Buradan da anlayacağınız gibi, dünya döndükçe Türkiye'de herkes, her alanda hakkını arama özgürlüğüne sahip olamayacaktır. Çünkü, kendilerince makul olan kimi gerekçeler, üstünlerin hukukunda makul görülmeyecektir! Tabi ki, grev anayasal hak olarak tanımlanmadıkça...
    * * *
    Darbecilerden marbecilerden bahsederek, 'evet' çıkarsa onlardan nasıl da hesap sorulacağına dair bin türlü açıklama yapıyorlarsa da, 
    • Anayasa değişiklikleri tartışılırken CHP ve MHP 'Darbelerin insanlığa karşı işlenmiş suçlar kapsamına alınması' ve dolayısıyla zaman aşımı bahanesinden kurtulunması yönünde verdiği iki ayrı önergenin akepelilerce reddedilmesinin nedenleri hakkında benim bir fikrim yok. 
    Sizin var mı?
      * * *

      ''Hiç bir kişinin, hiç bir kurumun milletin iradesinin üstünde olmadığı bir Türkiye için evet.''  

      Peki, %10 seçim barajı nedir? Bana fena halde milletin iradesine karşı gelmek gibi geldi.

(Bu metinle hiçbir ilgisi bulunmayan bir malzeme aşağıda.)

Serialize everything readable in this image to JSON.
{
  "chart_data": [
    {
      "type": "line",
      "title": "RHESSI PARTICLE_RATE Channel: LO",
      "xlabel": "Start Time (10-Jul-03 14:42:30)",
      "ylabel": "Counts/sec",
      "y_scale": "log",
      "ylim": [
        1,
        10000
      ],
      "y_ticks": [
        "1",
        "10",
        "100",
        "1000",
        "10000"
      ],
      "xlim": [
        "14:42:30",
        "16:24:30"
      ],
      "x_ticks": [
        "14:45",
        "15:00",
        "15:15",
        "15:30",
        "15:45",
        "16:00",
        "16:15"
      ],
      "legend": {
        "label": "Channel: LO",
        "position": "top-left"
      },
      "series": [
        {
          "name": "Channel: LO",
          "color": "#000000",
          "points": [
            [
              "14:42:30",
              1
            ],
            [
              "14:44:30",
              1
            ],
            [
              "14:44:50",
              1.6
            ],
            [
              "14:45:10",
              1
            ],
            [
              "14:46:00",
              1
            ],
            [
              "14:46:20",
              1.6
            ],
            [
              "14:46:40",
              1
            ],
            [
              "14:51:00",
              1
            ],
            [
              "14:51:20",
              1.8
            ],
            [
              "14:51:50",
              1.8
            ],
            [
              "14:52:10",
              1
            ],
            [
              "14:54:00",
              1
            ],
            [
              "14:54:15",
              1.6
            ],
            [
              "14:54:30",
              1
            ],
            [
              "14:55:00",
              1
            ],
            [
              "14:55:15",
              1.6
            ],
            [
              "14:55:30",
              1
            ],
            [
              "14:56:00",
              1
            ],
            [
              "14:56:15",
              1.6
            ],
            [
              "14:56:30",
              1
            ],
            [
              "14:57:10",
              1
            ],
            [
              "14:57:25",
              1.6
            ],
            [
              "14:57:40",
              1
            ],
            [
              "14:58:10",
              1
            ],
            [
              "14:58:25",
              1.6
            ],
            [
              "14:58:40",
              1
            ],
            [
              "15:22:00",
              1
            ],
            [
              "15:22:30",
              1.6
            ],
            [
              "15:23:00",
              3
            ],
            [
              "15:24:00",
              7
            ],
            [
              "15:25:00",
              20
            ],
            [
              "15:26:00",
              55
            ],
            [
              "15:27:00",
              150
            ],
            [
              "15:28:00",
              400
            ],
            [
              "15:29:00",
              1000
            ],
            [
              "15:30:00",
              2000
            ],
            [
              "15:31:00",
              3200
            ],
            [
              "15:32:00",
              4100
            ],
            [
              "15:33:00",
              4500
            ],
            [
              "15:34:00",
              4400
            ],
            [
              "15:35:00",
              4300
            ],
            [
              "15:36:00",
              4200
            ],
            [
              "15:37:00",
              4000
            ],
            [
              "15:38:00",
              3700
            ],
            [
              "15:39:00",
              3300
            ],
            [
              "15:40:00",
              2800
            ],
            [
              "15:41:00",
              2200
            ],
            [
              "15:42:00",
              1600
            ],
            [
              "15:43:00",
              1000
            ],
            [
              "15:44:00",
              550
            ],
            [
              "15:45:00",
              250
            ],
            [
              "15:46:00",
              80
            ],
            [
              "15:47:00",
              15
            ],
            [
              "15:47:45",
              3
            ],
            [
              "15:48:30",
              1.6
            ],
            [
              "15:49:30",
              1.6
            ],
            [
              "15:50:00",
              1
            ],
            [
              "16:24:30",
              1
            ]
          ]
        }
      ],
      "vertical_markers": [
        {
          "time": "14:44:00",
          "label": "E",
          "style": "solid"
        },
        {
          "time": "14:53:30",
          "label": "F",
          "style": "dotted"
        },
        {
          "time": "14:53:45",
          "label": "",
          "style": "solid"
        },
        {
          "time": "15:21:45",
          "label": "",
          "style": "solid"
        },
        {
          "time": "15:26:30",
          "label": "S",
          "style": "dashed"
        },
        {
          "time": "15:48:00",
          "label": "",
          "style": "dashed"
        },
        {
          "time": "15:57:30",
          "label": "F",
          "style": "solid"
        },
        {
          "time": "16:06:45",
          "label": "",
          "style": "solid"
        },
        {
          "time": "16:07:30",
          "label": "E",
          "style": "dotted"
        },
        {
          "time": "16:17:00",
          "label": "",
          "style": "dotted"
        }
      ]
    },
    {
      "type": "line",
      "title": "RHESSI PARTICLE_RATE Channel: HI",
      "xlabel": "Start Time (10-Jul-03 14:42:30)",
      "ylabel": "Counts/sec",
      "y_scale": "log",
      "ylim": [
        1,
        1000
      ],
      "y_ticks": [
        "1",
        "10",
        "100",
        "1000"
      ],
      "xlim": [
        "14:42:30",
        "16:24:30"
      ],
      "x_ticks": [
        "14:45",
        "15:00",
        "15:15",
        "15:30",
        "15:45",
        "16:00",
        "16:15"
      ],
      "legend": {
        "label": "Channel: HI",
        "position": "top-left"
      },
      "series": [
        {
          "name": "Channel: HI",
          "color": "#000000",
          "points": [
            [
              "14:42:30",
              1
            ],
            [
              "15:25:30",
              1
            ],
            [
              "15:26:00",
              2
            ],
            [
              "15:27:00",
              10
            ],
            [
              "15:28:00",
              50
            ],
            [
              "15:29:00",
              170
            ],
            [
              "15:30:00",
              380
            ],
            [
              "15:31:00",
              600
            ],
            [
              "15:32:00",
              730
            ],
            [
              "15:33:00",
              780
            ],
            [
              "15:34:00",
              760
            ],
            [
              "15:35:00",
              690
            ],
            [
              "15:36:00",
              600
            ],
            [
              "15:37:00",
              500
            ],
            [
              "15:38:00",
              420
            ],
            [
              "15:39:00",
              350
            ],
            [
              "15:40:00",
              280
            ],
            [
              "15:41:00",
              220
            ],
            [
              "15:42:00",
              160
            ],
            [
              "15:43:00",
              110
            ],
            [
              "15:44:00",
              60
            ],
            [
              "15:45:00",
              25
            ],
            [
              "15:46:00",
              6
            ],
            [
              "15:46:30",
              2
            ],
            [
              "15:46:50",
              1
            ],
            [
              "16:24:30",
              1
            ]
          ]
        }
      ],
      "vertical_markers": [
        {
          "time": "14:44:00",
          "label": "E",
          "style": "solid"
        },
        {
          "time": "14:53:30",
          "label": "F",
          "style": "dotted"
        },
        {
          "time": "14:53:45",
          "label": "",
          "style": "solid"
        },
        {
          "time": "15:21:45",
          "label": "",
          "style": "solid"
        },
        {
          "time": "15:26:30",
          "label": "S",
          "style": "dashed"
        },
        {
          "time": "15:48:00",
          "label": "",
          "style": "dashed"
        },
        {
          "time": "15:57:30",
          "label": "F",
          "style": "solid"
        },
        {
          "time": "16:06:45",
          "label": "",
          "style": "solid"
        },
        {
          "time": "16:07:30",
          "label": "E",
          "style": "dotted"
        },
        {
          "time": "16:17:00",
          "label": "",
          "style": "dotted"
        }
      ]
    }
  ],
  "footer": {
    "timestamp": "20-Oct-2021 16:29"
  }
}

      1. Barajı biz mi koyduk?
      2. Türkiye henüz barajın inmesine hazır değil.

      Yukarıdaki iki ifade civanım delikanlının. Madem 'Daha ileri demokrasi için evet' oyu isteniyor, vatandaş olarak sorsak: 'İleri demokrasinin önündeki en büyük engel olan seçim barajını kaldıran anayasa değişikliği maddesi hani?' Tabi, bunun yanıtını  da hazırlamışlar: 'Şimdi bu referanduma evet deyin, biz zaten daha kapsamlı bi anayasa değişikliği daha yapıcaz.'

      Yaz tahtaya bir daha tut defteri kitabı
      Sarı çizmeli Mehmet ağa bir gün öder hesabı 
      (Ruhun şad olsun Barış Manço!) 

      Türkiye'nin, kime göre, neye göre hazır olmadığı konusuna girmemekle beraber, akepe İzmir Mvekili Mehmet Tekelioğlu'nun HaberTürk'te yayımlanan yazısından bir alıntı yapacağım ve samimiyet testini size bırakacağım:
      ''Her ne ad ve hesapla olursa olsun, ülkenin demokratik yürüyüşünü kesintiye uğratmak isteyenler tarihi bir cürüm içindedir.'' (Adalet ve Demokrasi, 29 Temmuz)
      * * *


      ''Fişlenme tarihe karışsın mı? Evet''

      Konuyu uzatmadan sözü akepe Kahramanmaraş Mvekili Avni Doğan'a bırakıyorum: 

      ''40 yıl boyunca milleti fişlediler. Eee şimdi biz onları fişliyoruz. 
      İnşallah sıra bizde. Yapmaya çalıştığımız bu.'' 


      Devam edecek...



      * 2004 tarihli Ceza Muhakemesi Kanunu'nun 141.ci maddesinde, soruşturulan ya da tutuklanan vatandaşın tazminat isteyebileceği durumlar arasında yakalama veya tutuklama nedenlerini ve hakkındaki suçlamalar kendisine yazılı veya olanaklı olmadığı hallerde sözlü açıklanmaması da bulunmaktadır.